The difference between Murphy and the people he is satirising in this song is that he at least had the grace to admit that he wasn’t above these feelings of jealousy, self-consciousness and wanting clout for something he felt he’d contributed to, but at the same time, perhaps that’s part of why the song ended up appealing to so many people. These are ugly feelings set against dance music, ultimately creating a sense of catharsis where it’s acceptable to feel this way due to being in an uninhibited space.

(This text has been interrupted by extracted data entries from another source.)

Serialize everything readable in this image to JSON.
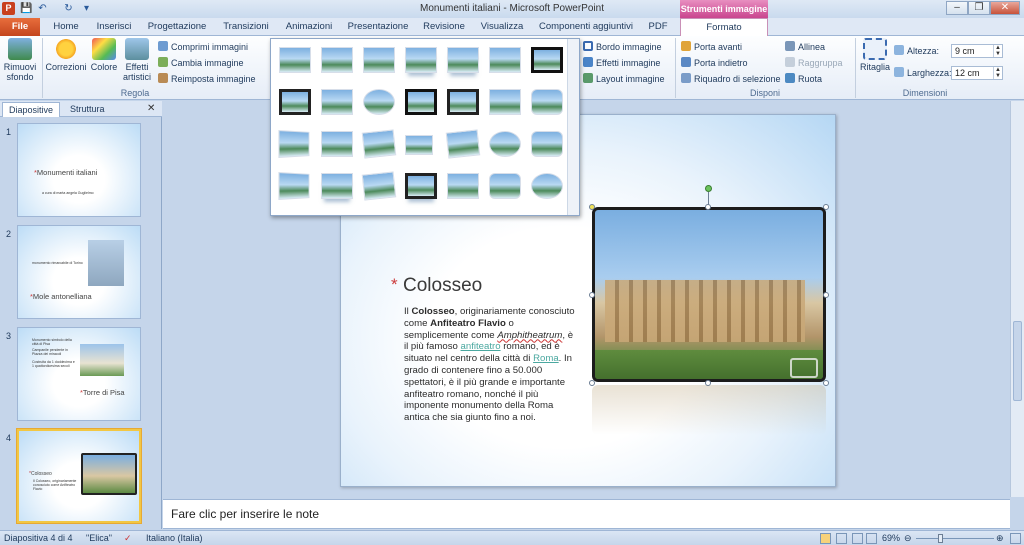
{
  "window": {
    "title": "Monumenti italiani - Microsoft PowerPoint",
    "context_tools": "Strumenti immagine",
    "buttons": [
      "–",
      "❐",
      "✕"
    ]
  },
  "quick_access": [
    "P",
    "💾",
    "↶",
    "↻",
    "▾"
  ],
  "tabs": [
    "File",
    "Home",
    "Inserisci",
    "Progettazione",
    "Transizioni",
    "Animazioni",
    "Presentazione",
    "Revisione",
    "Visualizza",
    "Componenti aggiuntivi",
    "PDF",
    "Formato"
  ],
  "ribbon": {
    "rimuovi_sfondo": "Rimuovi sfondo",
    "correzioni": "Correzioni",
    "colore": "Colore",
    "effetti_artistici": "Effetti artistici",
    "comprimi": "Comprimi immagini",
    "cambia": "Cambia immagine",
    "reimposta": "Reimposta immagine",
    "regola_label": "Regola",
    "bordo": "Bordo immagine",
    "effetti": "Effetti immagine",
    "layout": "Layout immagine",
    "porta_avanti": "Porta avanti",
    "porta_indietro": "Porta indietro",
    "riquadro": "Riquadro di selezione",
    "allinea": "Allinea",
    "raggruppa": "Raggruppa",
    "ruota": "Ruota",
    "disponi_label": "Disponi",
    "ritaglia": "Ritaglia",
    "altezza_label": "Altezza:",
    "altezza_value": "9 cm",
    "larghezza_label": "Larghezza:",
    "larghezza_value": "12 cm",
    "dimensioni_label": "Dimensioni"
  },
  "pane": {
    "tab_diapositive": "Diapositive",
    "tab_struttura": "Struttura",
    "close": "✕"
  },
  "slides": [
    {
      "num": "1",
      "title": "Monumenti italiani",
      "text": "a cura di marta angela Guglielmo"
    },
    {
      "num": "2",
      "title": "Mole antonelliana",
      "text": "monumento rimarcabile di Torino"
    },
    {
      "num": "3",
      "title": "Torre di Pisa",
      "lines": [
        "Monumento simbolo della città di Pisa",
        "Campanile pendente in Piazza dei miracoli",
        "Costruita da 1 doddecima e 1 quattordicesima secoli"
      ]
    },
    {
      "num": "4",
      "title": "Colosseo",
      "text": "Il Colosseo, originariamente conosciuto come Anfiteatro Flavio"
    }
  ],
  "slide": {
    "title": "Colosseo",
    "star": "*",
    "body": {
      "p1": "Il ",
      "b1": "Colosseo",
      "p2": ", originariamente conosciuto come ",
      "b2": "Anfiteatro Flavio",
      "p3": " o semplicemente come ",
      "i1": "Amphitheatrum",
      "p4": ", è il più famoso ",
      "l1": "anfiteatro",
      "p5": " romano, ed è situato nel centro della  città di ",
      "l2": "Roma",
      "p6": ". In grado di contenere fino a 50.000 spettatori, è il più grande e importante anfiteatro romano, nonché il più imponente monumento della Roma antica che  sia giunto fino a noi."
    }
  },
  "notes": "Fare clic per inserire le note",
  "status": {
    "slide": "Diapositiva 4 di 4",
    "theme": "\"Elica\"",
    "language": "Italiano (Italia)",
    "zoom": "69%",
    "minus": "⊖",
    "plus": "⊕"
  }
}
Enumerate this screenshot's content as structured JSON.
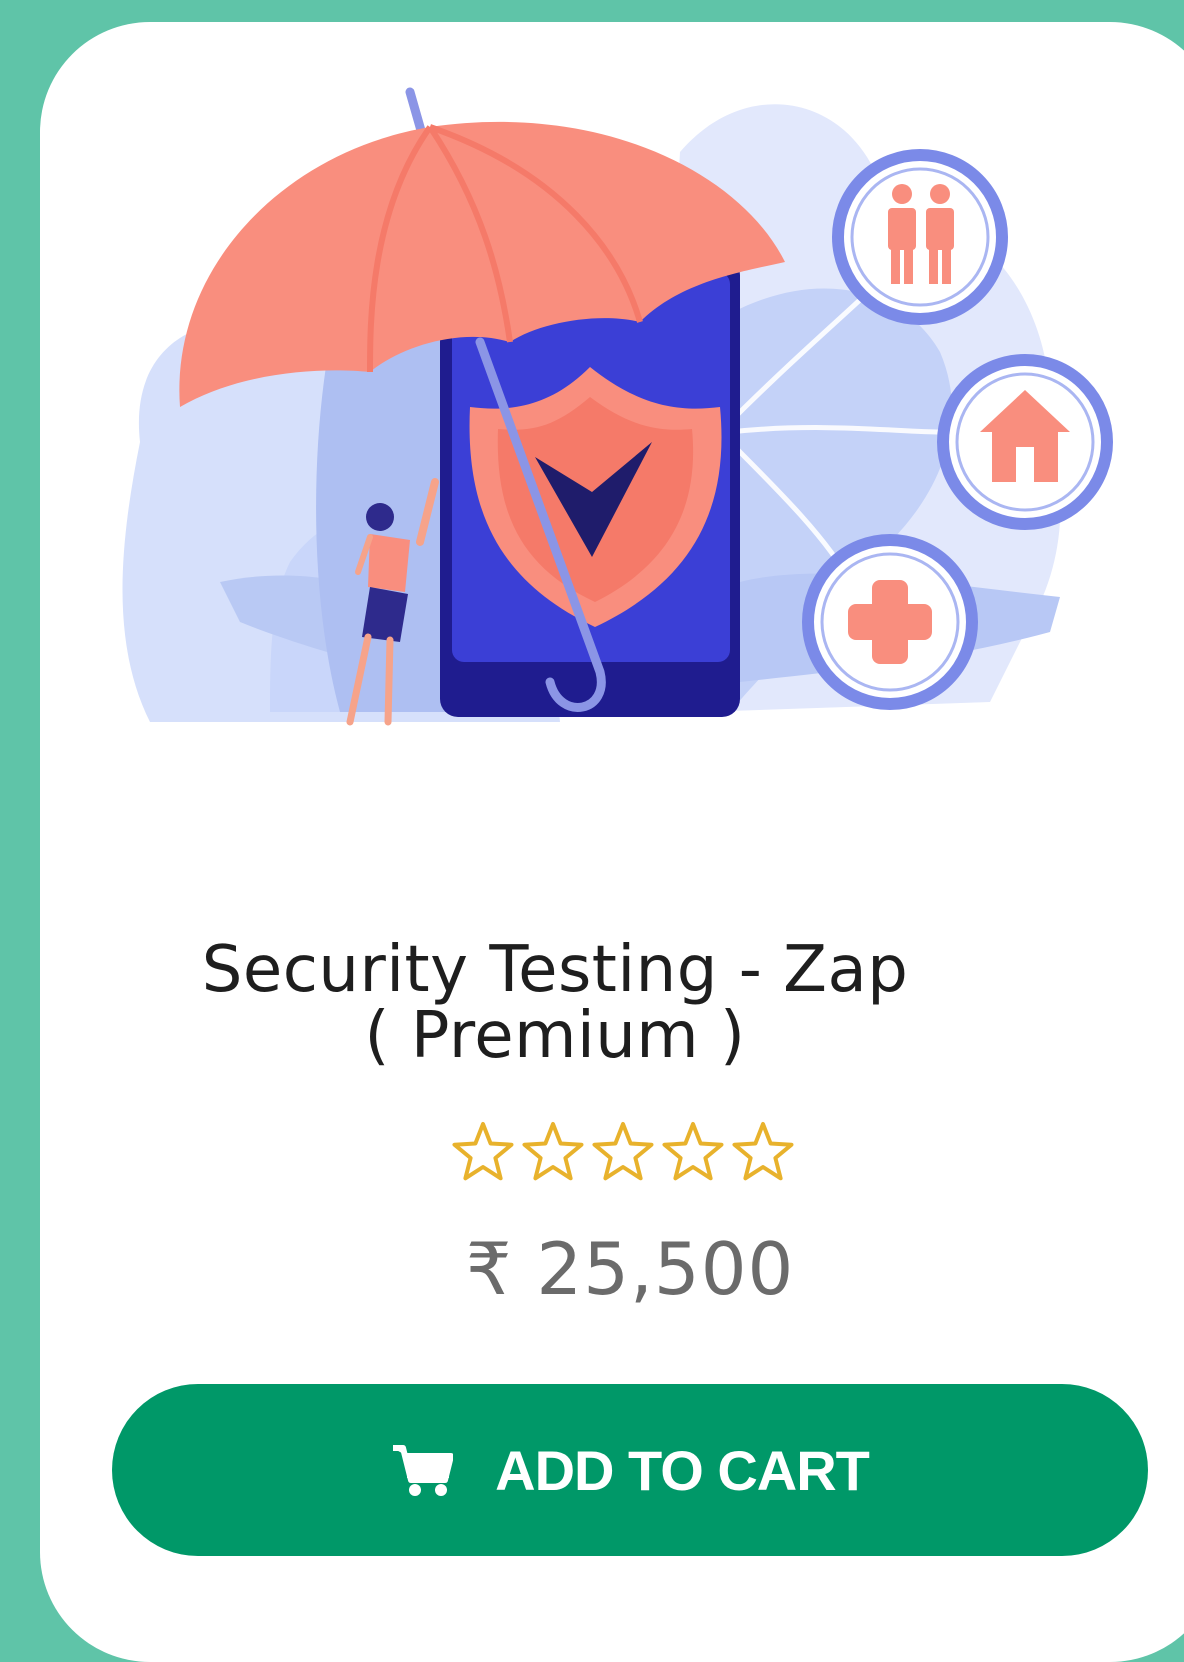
{
  "product": {
    "title_line1": "Security Testing - Zap",
    "title_line2": "( Premium )",
    "rating": 0,
    "rating_max": 5,
    "price": "₹ 25,500"
  },
  "cart_button": {
    "label": "ADD TO CART",
    "icon": "cart-icon"
  },
  "illustration": {
    "icons": [
      "umbrella-icon",
      "phone-shield-check-icon",
      "family-icon",
      "home-icon",
      "medical-cross-icon",
      "woman-figure"
    ]
  },
  "colors": {
    "page_background": "#5fc4a8",
    "card_background": "#ffffff",
    "button": "#009868",
    "button_text": "#ffffff",
    "star_outline": "#e8b22c",
    "price_text": "#6b6b6b",
    "umbrella": "#f98e7e",
    "phone": "#3b3fd6"
  }
}
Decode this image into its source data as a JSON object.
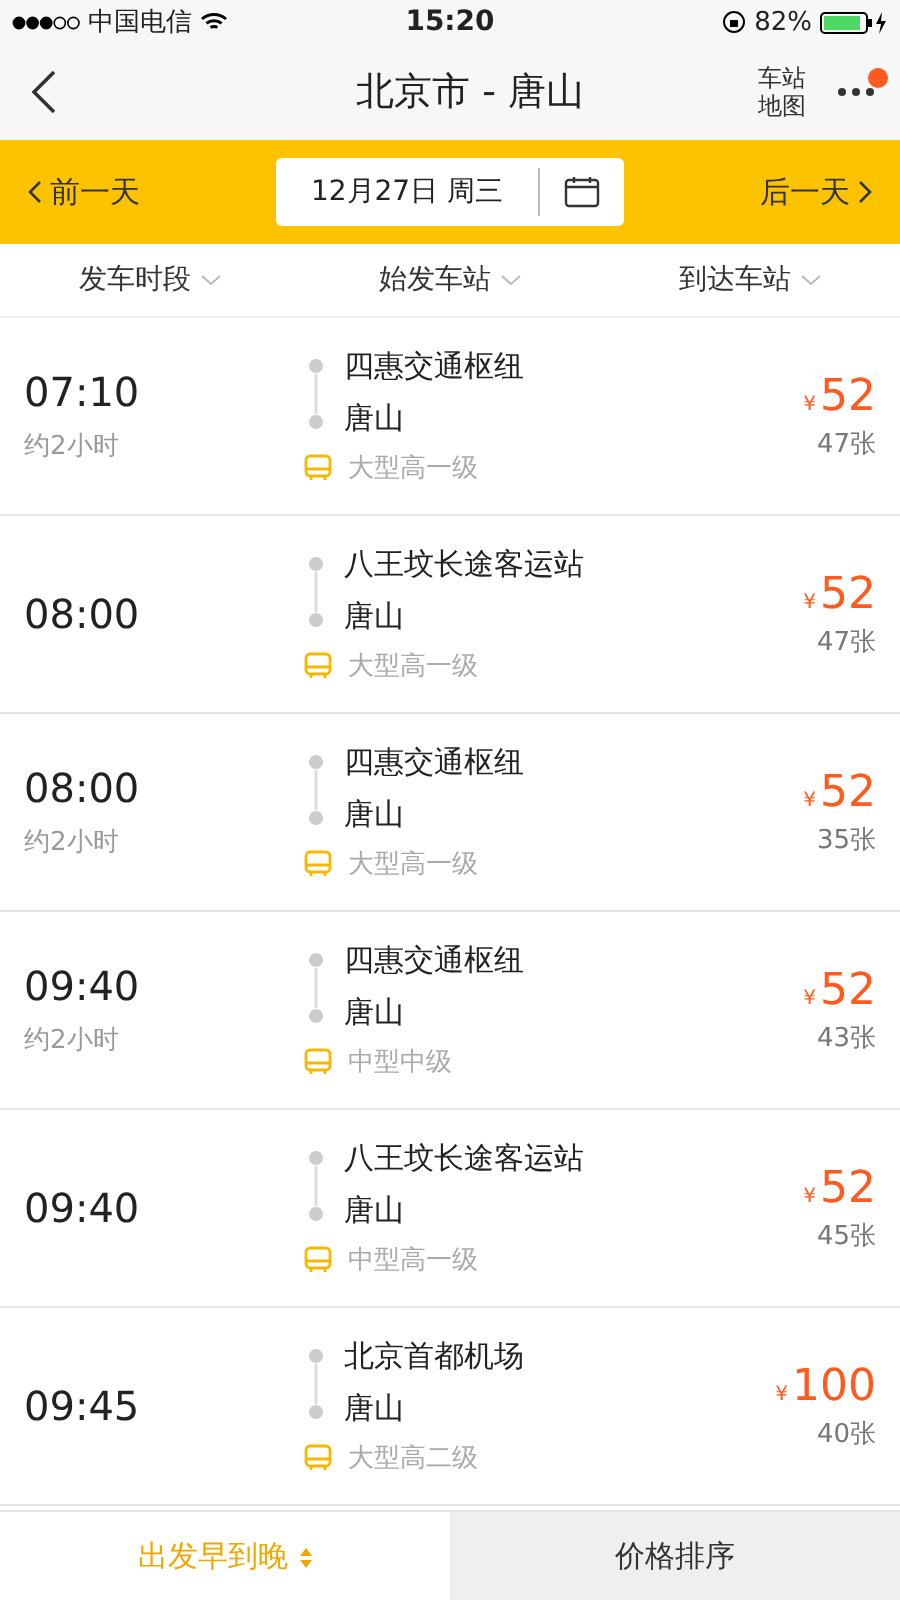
{
  "status_bar": {
    "carrier": "中国电信",
    "time": "15:20",
    "battery": "82%"
  },
  "nav": {
    "title": "北京市 - 唐山",
    "map_link": "车站地图",
    "has_notification": true
  },
  "date_bar": {
    "prev": "前一天",
    "date": "12月27日 周三",
    "next": "后一天"
  },
  "filters": [
    "发车时段",
    "始发车站",
    "到达车站"
  ],
  "trips": [
    {
      "time": "07:10",
      "duration": "约2小时",
      "from": "四惠交通枢纽",
      "to": "唐山",
      "bus_type": "大型高一级",
      "currency": "¥",
      "price": "52",
      "seats": "47张"
    },
    {
      "time": "08:00",
      "from": "八王坟长途客运站",
      "to": "唐山",
      "bus_type": "大型高一级",
      "currency": "¥",
      "price": "52",
      "seats": "47张"
    },
    {
      "time": "08:00",
      "duration": "约2小时",
      "from": "四惠交通枢纽",
      "to": "唐山",
      "bus_type": "大型高一级",
      "currency": "¥",
      "price": "52",
      "seats": "35张"
    },
    {
      "time": "09:40",
      "duration": "约2小时",
      "from": "四惠交通枢纽",
      "to": "唐山",
      "bus_type": "中型中级",
      "currency": "¥",
      "price": "52",
      "seats": "43张"
    },
    {
      "time": "09:40",
      "from": "八王坟长途客运站",
      "to": "唐山",
      "bus_type": "中型高一级",
      "currency": "¥",
      "price": "52",
      "seats": "45张"
    },
    {
      "time": "09:45",
      "from": "北京首都机场",
      "to": "唐山",
      "bus_type": "大型高二级",
      "currency": "¥",
      "price": "100",
      "seats": "40张"
    }
  ],
  "sort_tabs": [
    {
      "label": "出发早到晚",
      "selected": true
    },
    {
      "label": "价格排序",
      "selected": false
    }
  ]
}
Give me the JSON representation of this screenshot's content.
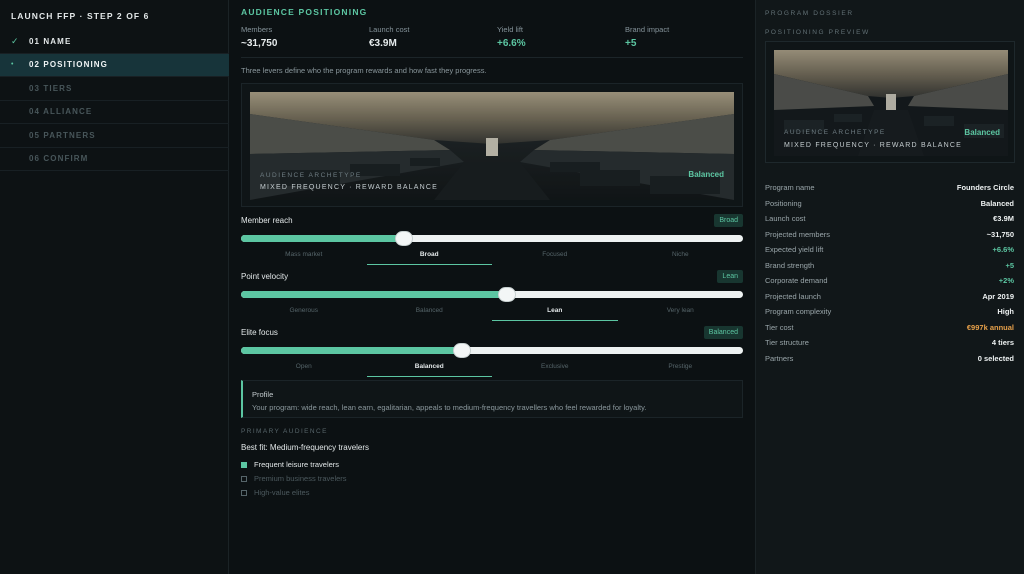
{
  "wizard": {
    "title": "LAUNCH FFP · STEP 2 OF 6",
    "steps": [
      {
        "label": "01 NAME",
        "state": "done",
        "mark": "✓"
      },
      {
        "label": "02 POSITIONING",
        "state": "active",
        "mark": "•"
      },
      {
        "label": "03 TIERS",
        "state": "pending",
        "mark": ""
      },
      {
        "label": "04 ALLIANCE",
        "state": "pending",
        "mark": ""
      },
      {
        "label": "05 PARTNERS",
        "state": "pending",
        "mark": ""
      },
      {
        "label": "06 CONFIRM",
        "state": "pending",
        "mark": ""
      }
    ]
  },
  "main": {
    "section_title": "AUDIENCE POSITIONING",
    "stats": [
      {
        "label": "Members",
        "value": "~31,750"
      },
      {
        "label": "Launch cost",
        "value": "€3.9M"
      },
      {
        "label": "Yield lift",
        "value": "+6.6%"
      },
      {
        "label": "Brand impact",
        "value": "+5"
      }
    ],
    "intro": "Three levers define who the program rewards and how fast they progress.",
    "hero": {
      "archetype_label": "AUDIENCE ARCHETYPE",
      "archetype_value": "MIXED FREQUENCY · REWARD BALANCE",
      "badge": "Balanced"
    },
    "levers": [
      {
        "name": "Member reach",
        "pill": "Broad",
        "value_pct": 32.5,
        "options": [
          "Mass market",
          "Broad",
          "Focused",
          "Niche"
        ],
        "selected": 1
      },
      {
        "name": "Point velocity",
        "pill": "Lean",
        "value_pct": 53,
        "options": [
          "Generous",
          "Balanced",
          "Lean",
          "Very lean"
        ],
        "selected": 2
      },
      {
        "name": "Elite focus",
        "pill": "Balanced",
        "value_pct": 44,
        "options": [
          "Open",
          "Balanced",
          "Exclusive",
          "Prestige"
        ],
        "selected": 1
      }
    ],
    "profile": {
      "title": "Profile",
      "text": "Your program: wide reach, lean earn, egalitarian, appeals to medium-frequency travellers who feel rewarded for loyalty."
    },
    "primary_audience": {
      "title": "PRIMARY AUDIENCE",
      "best_fit": "Best fit: Medium-frequency travelers",
      "items": [
        {
          "label": "Frequent leisure travelers",
          "checked": true
        },
        {
          "label": "Premium business travelers",
          "checked": false
        },
        {
          "label": "High-value elites",
          "checked": false
        }
      ]
    }
  },
  "dossier": {
    "title": "PROGRAM DOSSIER",
    "preview_title": "POSITIONING PREVIEW",
    "preview": {
      "archetype_label": "AUDIENCE ARCHETYPE",
      "archetype_value": "MIXED FREQUENCY · REWARD BALANCE",
      "badge": "Balanced"
    },
    "rows": [
      {
        "key": "Program name",
        "value": "Founders Circle",
        "tone": ""
      },
      {
        "key": "Positioning",
        "value": "Balanced",
        "tone": ""
      },
      {
        "key": "Launch cost",
        "value": "€3.9M",
        "tone": ""
      },
      {
        "key": "Projected members",
        "value": "~31,750",
        "tone": ""
      },
      {
        "key": "Expected yield lift",
        "value": "+6.6%",
        "tone": "green"
      },
      {
        "key": "Brand strength",
        "value": "+5",
        "tone": "green"
      },
      {
        "key": "Corporate demand",
        "value": "+2%",
        "tone": "green"
      },
      {
        "key": "Projected launch",
        "value": "Apr 2019",
        "tone": ""
      },
      {
        "key": "Program complexity",
        "value": "High",
        "tone": ""
      },
      {
        "key": "Tier cost",
        "value": "€997k annual",
        "tone": "orange"
      },
      {
        "key": "Tier structure",
        "value": "4 tiers",
        "tone": ""
      },
      {
        "key": "Partners",
        "value": "0 selected",
        "tone": ""
      }
    ]
  },
  "colors": {
    "accent": "#5cc6a2",
    "warning": "#e6a04a",
    "background": "#0c1113"
  }
}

The true irony is, Murphy hadn’t lost his edge; he was about to acquire it. From being a lowly studio engineer who occasionally played in punk bands in his 20s, he’d suddenly found his means of breaking through when he least expected it. ‘Losing My Edge’ might not have been the catalyst for LCD Soundsystem’s explosive introduction to the scene, but it’s certainly a bold way of kicking things off on a quest to launch a massive career.